Consider an ordinary LCG modulo $2^n$ with an internal state of $n$ bits and an output of $n/2$ bits, with the twist that instead of simply truncating the state to produce an output, we take the upper and lower $n/2$ bits of the state and XOR them together.
$$X_{i + 1} = A X_i + C \bmod{2^n}$$ $$Y_i = (X_i / 2^{n/2}) \oplus (X_i \bmod 2^{n/2})$$
Has this kind of pseudorandom number generator been analyzed in a paper somewhere? What are the core ideas to attacking it when $n$ is large (e.g. 64 or 128 bits or larger)? I am particularly interested in an output prediction or state recovery break, but a distinguisher is nice to have too. We may assume both LCG parameters (multiplier and increment) are known and odd.
It seems that the usual methods (e.g. lattice) fail to apply in this case due to the added state-dependent, nonlinear operation.
I made an attempt at approaching this as follows:
We're trying to recover the initial state $X_0$. We may collect a number of outputs $\{ Y_i \}$ and take a guess at the LSB of $X_0$. This immediately fixes the LSB of all other $X_i$ since $X_{i + 1} \equiv X_i + 1 \pmod{2}$, and thus fixes the LSB of the upper half of all $X_i$ by definition of the output function.

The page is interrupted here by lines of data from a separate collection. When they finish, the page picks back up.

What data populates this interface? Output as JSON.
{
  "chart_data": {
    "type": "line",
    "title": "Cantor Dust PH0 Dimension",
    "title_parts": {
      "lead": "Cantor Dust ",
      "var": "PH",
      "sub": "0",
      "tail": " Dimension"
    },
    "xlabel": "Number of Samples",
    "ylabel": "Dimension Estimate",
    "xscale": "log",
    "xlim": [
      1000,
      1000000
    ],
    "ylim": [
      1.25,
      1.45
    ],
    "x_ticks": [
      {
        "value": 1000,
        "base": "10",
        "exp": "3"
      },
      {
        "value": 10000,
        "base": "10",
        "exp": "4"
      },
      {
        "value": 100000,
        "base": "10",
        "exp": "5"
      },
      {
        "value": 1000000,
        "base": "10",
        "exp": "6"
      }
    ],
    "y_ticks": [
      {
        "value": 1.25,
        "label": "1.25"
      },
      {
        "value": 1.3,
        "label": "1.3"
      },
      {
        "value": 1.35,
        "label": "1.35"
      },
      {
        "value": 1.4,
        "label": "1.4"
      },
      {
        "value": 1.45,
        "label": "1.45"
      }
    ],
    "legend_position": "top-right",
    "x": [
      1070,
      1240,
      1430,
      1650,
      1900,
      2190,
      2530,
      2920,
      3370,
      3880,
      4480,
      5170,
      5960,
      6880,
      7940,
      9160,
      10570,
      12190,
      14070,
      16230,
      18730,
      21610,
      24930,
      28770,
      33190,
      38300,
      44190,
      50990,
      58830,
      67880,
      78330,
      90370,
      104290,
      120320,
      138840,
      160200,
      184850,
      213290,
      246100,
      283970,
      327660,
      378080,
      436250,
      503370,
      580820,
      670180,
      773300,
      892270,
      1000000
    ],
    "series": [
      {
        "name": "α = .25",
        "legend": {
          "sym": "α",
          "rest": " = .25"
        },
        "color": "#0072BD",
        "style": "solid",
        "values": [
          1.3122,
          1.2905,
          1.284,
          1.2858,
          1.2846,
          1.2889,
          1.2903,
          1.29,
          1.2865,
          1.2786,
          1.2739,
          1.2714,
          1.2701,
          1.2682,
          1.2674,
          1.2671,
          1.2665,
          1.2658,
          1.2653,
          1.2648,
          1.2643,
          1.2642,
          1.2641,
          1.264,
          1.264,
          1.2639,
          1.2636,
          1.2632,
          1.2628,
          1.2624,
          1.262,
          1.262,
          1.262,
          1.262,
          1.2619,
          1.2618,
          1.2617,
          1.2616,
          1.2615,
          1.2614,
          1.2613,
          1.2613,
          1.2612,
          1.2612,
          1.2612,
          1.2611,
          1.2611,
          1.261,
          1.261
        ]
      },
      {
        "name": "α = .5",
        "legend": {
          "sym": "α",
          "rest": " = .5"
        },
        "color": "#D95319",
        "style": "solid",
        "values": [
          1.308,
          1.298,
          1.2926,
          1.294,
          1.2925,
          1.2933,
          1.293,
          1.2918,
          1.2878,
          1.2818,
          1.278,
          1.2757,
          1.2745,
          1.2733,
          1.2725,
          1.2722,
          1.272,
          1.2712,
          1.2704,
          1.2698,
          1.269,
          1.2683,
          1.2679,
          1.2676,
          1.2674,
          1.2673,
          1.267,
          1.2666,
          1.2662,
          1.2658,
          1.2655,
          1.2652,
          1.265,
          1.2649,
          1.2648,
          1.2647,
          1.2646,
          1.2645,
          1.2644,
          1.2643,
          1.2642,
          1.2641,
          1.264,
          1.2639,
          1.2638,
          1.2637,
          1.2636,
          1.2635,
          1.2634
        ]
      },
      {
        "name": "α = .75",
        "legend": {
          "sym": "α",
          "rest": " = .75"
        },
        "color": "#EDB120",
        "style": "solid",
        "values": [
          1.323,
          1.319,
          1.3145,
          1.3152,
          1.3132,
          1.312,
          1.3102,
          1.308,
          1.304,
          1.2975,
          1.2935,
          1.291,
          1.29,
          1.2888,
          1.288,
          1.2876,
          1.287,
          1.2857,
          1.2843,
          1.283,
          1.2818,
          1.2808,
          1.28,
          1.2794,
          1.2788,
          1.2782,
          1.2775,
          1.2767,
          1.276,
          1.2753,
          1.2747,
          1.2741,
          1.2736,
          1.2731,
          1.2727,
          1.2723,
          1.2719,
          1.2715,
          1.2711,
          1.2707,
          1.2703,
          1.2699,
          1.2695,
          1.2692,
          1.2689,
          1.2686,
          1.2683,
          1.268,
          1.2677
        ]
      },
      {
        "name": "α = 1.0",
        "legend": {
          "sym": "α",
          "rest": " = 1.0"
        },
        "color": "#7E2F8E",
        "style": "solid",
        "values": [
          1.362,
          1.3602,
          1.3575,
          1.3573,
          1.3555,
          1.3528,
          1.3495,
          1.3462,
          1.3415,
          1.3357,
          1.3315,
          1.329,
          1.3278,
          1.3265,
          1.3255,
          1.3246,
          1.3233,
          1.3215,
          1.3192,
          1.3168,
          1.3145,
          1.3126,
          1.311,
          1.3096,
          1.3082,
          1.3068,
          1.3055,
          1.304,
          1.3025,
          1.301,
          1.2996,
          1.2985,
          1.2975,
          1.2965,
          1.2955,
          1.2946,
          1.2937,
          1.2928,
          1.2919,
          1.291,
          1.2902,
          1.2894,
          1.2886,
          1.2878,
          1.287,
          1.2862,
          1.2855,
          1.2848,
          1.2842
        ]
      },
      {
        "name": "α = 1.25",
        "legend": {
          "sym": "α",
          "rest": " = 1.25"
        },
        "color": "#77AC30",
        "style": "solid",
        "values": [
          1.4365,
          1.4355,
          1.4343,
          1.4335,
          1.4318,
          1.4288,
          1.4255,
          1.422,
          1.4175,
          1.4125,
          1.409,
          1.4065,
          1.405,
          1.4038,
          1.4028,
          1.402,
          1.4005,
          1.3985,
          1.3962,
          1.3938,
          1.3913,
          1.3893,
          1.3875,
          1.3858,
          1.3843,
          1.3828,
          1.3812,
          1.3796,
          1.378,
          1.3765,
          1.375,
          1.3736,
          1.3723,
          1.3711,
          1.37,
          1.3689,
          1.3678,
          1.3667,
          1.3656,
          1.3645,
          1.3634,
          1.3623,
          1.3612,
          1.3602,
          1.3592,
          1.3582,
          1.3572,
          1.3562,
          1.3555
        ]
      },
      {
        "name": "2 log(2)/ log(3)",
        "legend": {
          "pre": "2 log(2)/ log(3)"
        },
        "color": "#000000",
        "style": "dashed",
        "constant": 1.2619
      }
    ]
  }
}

Some arithmetic shows that for all $i \geq 0$ we have
$$X_i \equiv A^i X_0 + C \sum_{k = 0}^{i - 1} A^k \equiv A^i X_0 + C_i \pmod{2^n}$$
We can now ignore every bit beyond the LSB of the upper half (T-function property) and focus on the first $n/2 + 1$ bits. If we find that there does not exist an assignment of the remaining $n/2 - 1$ bits of $X_0$ such that, for all $Y_i$ collected, $$\mathrm{MSB}[\left ( A^i X_0 + C_i \right ) \bmod{2^{n/2 + 1}}] = \mathrm{LSB} \left [ Y_i \right ] \oplus \left ( \left ( X_0 + i \right ) \bmod{2} \right ) \tag{1}$$ then we have certainly guessed incorrectly. There's probably a better way to do this but we could just check satisfiability twice, once using our guess and once with the alternative guess, adding more $Y_i$ until either system becomes unsatisfiable, and thus recover two bits of $X_0$. Rinse and repeat on the next least significant bit until all bits of $X_0$ are recovered, in principle.
Checking for satisfiability exhaustively takes $O(2^{n/2})$ time, so if we need $m$ outputs at most recovering the state through this method in the most naive way takes time $$O((n/2) \cdot 2^{n/2} \cdot m)$$ which is much faster than brute-forcing the internal state (assuming $m$ is reasonable; I have no proof of this but I suspect that $m$ is proportional to or at least polynomial in $n$). It should be (barely) viable for $n = 64$, whereas the $n = 128$ case remains hopelessly out of reach.
Using an SMT solver as part of the algorithm (I tried Z3 and boolector) doesn't really give any speedups and is in fact slower than an exhaustive search. This makes sense intuitively because the multiplication by the different $A^i$ is highly nonlinear over bitvectors so the solver just gets bogged down expanding and processing an ever-growing, exponential number of clauses.
Can we do better? What are some ideas that could be applied here?